Watts will be replaced on drums by Steve Jordan, who’s played on Richards’s solo albums as a member of his X-Pensive Winos band.
There have been whispers — which we haven’t been able to confirm — that the Stones will actually be in Boston for a few weeks of rehearsals prior to the performance at Gillette and the beginning of their 13-date US tour. In 1981, before their massive US tour promoting “Tattoo You,” the Stones holed up at Long View Farm in North Brookfield to rehearse.

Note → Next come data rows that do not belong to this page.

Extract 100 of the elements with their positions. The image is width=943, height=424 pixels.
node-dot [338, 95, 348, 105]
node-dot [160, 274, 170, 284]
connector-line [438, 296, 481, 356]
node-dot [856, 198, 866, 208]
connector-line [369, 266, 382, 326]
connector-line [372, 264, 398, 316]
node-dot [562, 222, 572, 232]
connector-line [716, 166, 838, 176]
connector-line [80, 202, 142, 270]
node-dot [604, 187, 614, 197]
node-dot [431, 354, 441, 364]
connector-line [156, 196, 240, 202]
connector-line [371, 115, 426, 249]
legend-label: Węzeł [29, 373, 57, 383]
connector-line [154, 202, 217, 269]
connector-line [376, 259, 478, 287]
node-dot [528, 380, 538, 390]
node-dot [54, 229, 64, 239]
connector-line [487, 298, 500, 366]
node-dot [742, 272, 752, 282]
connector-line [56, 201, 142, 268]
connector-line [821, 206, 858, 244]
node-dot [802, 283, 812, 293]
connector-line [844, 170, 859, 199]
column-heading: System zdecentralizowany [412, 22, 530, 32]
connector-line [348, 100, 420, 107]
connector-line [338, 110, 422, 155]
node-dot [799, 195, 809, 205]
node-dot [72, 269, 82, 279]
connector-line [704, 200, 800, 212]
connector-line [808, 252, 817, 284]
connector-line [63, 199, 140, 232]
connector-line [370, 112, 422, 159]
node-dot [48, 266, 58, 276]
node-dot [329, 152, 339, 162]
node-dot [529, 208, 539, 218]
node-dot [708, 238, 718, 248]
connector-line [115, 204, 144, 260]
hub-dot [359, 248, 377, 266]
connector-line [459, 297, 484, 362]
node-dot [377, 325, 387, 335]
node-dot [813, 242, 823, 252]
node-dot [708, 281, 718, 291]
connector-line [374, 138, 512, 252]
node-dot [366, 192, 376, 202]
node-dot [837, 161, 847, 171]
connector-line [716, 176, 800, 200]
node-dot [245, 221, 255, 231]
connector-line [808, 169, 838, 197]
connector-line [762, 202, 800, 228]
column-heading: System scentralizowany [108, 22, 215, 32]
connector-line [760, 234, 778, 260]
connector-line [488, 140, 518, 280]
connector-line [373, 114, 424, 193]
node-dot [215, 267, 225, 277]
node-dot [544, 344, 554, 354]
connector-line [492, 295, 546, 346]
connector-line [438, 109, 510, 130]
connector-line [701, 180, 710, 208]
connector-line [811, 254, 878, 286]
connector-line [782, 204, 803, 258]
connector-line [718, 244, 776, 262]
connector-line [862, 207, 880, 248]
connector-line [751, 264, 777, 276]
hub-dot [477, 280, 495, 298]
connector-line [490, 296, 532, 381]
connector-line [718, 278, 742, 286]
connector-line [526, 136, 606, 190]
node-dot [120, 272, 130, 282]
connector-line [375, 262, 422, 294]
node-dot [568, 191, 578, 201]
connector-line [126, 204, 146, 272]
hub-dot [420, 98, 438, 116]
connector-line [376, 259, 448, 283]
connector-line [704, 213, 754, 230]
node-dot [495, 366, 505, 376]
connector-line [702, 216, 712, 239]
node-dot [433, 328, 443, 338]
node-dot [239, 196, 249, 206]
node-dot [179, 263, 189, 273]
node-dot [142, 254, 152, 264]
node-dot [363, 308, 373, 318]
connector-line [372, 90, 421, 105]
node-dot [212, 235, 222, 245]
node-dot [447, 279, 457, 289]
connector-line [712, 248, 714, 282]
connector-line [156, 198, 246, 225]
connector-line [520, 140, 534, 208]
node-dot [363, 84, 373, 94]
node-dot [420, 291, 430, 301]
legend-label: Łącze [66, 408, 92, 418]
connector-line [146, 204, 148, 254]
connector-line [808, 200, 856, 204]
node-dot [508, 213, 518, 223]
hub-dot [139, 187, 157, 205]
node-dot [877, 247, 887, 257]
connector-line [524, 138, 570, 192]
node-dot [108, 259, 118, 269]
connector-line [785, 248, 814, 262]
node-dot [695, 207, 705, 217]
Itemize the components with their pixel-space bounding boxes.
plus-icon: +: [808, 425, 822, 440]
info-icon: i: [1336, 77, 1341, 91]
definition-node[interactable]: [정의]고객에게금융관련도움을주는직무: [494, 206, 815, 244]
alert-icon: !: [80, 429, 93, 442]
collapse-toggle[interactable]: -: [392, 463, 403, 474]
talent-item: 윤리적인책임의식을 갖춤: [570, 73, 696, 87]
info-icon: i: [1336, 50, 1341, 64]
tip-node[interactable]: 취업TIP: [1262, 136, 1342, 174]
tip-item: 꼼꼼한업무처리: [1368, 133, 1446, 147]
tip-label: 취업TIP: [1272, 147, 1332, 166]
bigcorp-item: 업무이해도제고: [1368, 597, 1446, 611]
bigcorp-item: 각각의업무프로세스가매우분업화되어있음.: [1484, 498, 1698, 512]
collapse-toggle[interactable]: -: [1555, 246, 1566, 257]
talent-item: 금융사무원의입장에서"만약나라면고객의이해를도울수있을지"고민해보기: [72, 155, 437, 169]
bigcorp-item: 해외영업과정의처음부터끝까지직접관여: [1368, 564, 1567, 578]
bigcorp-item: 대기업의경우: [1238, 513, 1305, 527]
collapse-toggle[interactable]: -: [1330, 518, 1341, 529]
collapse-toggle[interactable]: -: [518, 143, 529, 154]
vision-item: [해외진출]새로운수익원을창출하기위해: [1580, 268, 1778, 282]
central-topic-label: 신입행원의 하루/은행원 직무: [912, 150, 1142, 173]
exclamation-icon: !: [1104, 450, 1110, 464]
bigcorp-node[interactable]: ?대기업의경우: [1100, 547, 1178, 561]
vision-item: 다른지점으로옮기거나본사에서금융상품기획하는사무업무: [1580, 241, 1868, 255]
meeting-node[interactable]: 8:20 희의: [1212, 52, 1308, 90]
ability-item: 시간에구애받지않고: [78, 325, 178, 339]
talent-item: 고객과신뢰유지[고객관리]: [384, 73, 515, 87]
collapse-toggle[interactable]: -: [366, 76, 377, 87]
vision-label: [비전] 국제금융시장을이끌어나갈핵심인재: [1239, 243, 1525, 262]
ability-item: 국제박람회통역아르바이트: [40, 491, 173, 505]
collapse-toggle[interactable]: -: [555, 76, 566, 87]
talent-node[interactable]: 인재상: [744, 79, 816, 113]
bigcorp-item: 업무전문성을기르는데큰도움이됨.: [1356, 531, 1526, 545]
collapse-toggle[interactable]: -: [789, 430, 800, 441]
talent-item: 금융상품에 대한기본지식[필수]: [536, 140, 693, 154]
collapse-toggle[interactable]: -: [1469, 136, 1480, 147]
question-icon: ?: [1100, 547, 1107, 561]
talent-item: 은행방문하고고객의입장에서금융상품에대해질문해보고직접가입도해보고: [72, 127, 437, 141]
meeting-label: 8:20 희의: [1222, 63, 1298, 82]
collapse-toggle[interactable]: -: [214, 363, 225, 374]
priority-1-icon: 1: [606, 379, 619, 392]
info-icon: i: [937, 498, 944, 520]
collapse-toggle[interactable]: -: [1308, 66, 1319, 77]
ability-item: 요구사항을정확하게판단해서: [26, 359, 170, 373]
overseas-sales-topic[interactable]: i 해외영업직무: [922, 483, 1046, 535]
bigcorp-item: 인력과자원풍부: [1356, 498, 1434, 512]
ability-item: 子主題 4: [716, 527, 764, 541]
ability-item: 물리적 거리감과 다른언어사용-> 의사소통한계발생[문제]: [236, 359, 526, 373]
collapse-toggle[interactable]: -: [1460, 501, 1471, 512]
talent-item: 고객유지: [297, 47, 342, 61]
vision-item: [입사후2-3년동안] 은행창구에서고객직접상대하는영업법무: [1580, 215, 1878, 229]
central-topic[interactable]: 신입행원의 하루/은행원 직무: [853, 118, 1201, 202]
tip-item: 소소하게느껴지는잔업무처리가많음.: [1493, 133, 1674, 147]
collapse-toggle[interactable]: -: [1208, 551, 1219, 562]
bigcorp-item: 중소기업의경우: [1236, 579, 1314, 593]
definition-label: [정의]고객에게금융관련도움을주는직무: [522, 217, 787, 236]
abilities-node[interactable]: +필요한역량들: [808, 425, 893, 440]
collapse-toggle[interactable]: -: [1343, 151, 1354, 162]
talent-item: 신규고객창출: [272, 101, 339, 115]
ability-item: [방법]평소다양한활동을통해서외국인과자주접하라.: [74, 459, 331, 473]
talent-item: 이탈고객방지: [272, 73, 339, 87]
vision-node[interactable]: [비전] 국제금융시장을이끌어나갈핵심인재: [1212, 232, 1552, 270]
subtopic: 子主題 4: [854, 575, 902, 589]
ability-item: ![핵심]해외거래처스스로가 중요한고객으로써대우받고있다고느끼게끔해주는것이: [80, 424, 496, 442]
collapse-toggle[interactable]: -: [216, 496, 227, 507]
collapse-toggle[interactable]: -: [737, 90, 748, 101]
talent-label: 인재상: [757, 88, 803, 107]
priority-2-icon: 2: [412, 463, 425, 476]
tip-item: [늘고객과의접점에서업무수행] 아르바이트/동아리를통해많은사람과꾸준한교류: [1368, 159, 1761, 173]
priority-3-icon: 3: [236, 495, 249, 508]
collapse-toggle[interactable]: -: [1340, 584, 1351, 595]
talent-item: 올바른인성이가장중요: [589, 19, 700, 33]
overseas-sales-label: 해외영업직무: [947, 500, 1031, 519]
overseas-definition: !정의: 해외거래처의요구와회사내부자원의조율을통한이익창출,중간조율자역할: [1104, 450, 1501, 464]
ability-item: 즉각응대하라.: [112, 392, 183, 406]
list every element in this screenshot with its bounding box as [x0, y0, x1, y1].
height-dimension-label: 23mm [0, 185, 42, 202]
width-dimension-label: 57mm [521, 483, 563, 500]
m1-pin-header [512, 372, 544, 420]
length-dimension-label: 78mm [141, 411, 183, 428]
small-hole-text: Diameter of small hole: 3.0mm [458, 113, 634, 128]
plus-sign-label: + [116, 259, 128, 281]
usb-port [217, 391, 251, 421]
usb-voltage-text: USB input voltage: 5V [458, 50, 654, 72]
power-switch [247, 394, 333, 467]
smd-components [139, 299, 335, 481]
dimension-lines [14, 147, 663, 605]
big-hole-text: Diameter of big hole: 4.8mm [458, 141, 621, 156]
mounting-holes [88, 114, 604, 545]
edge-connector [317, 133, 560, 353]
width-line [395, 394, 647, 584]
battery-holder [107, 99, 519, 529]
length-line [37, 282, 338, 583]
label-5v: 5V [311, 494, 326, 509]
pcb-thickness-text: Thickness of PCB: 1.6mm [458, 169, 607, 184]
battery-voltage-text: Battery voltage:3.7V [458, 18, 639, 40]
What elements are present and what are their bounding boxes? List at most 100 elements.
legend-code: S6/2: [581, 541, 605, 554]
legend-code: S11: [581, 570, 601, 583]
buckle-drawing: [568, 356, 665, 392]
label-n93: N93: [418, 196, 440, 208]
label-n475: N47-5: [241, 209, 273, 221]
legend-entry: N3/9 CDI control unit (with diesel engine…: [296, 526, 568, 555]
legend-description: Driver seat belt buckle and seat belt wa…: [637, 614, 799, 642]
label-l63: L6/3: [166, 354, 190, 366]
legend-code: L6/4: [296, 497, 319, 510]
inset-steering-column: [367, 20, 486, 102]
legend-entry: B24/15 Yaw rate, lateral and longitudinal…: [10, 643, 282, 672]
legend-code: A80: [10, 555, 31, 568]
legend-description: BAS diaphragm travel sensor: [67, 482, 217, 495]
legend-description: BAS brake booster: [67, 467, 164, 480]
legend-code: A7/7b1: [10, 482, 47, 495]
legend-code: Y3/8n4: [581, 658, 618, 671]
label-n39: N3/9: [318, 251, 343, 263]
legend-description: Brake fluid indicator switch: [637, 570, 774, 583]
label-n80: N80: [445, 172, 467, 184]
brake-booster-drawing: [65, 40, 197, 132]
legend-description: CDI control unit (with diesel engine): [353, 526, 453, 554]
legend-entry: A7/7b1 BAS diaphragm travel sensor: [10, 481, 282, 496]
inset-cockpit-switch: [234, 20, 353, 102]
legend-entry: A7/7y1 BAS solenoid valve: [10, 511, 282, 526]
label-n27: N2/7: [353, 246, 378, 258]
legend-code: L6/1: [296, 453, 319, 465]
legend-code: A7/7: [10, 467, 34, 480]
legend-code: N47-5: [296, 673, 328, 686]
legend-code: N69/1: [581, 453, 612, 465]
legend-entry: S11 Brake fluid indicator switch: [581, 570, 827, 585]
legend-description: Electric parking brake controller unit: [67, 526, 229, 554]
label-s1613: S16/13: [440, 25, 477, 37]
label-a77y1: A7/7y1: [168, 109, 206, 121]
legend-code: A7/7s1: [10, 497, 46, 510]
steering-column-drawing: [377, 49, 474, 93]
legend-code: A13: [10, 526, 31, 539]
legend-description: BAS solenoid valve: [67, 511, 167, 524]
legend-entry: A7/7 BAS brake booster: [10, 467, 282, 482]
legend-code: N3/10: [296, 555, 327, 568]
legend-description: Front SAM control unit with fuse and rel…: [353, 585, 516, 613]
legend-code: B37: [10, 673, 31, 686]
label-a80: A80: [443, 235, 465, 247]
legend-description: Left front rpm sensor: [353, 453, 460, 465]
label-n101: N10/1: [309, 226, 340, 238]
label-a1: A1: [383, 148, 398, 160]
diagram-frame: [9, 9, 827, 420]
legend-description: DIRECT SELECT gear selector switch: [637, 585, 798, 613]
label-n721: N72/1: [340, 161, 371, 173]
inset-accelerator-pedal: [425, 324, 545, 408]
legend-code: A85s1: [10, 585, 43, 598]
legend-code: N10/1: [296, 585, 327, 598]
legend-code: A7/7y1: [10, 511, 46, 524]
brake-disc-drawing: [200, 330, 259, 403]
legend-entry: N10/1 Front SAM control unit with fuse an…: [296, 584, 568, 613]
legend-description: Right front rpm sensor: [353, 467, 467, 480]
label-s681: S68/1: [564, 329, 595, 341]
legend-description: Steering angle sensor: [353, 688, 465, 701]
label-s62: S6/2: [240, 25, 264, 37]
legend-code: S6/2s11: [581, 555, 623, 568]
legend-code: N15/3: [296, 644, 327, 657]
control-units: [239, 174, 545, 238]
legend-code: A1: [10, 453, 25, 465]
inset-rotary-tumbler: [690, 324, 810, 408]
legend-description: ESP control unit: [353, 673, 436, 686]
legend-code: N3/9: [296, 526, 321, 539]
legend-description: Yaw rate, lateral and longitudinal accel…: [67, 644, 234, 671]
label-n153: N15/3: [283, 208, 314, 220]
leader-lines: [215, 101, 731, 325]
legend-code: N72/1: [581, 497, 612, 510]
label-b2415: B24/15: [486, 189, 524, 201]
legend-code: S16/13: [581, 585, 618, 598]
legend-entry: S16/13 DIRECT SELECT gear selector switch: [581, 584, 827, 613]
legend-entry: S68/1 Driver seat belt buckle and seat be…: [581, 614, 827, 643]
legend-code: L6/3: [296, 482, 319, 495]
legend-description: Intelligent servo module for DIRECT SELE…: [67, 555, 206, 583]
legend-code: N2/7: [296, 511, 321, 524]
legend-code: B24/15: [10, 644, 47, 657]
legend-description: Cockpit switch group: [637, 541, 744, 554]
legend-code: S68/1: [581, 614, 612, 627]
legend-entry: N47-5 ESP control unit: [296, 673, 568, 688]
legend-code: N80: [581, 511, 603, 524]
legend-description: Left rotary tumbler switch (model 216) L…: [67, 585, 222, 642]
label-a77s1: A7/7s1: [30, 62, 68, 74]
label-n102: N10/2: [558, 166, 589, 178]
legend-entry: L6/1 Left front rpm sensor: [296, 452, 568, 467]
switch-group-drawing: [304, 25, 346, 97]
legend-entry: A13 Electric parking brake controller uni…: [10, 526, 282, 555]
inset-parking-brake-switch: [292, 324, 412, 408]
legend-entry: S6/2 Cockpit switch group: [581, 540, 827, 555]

It’s impossible to know what it might cost to hire the legendary rockers for a night — and Patriots spokesman Stacey James isn’t saying — but we do know that former Hewlett-Packard chairman Ralph Whitworth once ponied up $3 million to have the Rolling Stones perform at a private party.
Whatever the number, Kraft, who’s worth an estimated $6.9 billion, according to Forbes.com, can afford it. In May, the Wall Street Journal reported that the Pats owner, who owns homes in Brookline and Palm Beach, expanded his real-estate portfolio, paying $43 million for a spectacular, 7,000-square-foot residence in the Hamptons.
It’s also not clear if the Stones concert is celebrating any particular milestone. Kraft turned 80 in June, but he already marked the occasion with a birthday party in the Hamptons hosted by 76ers co-owner Michael Rubin and a guest list that included Jon Bon Jovi, Kenny Chesney, Meek Mill, Billie Jean King, and Adele.
Maybe this one’s just for fun. After all, “It’s Only Rock ‘n Roll.”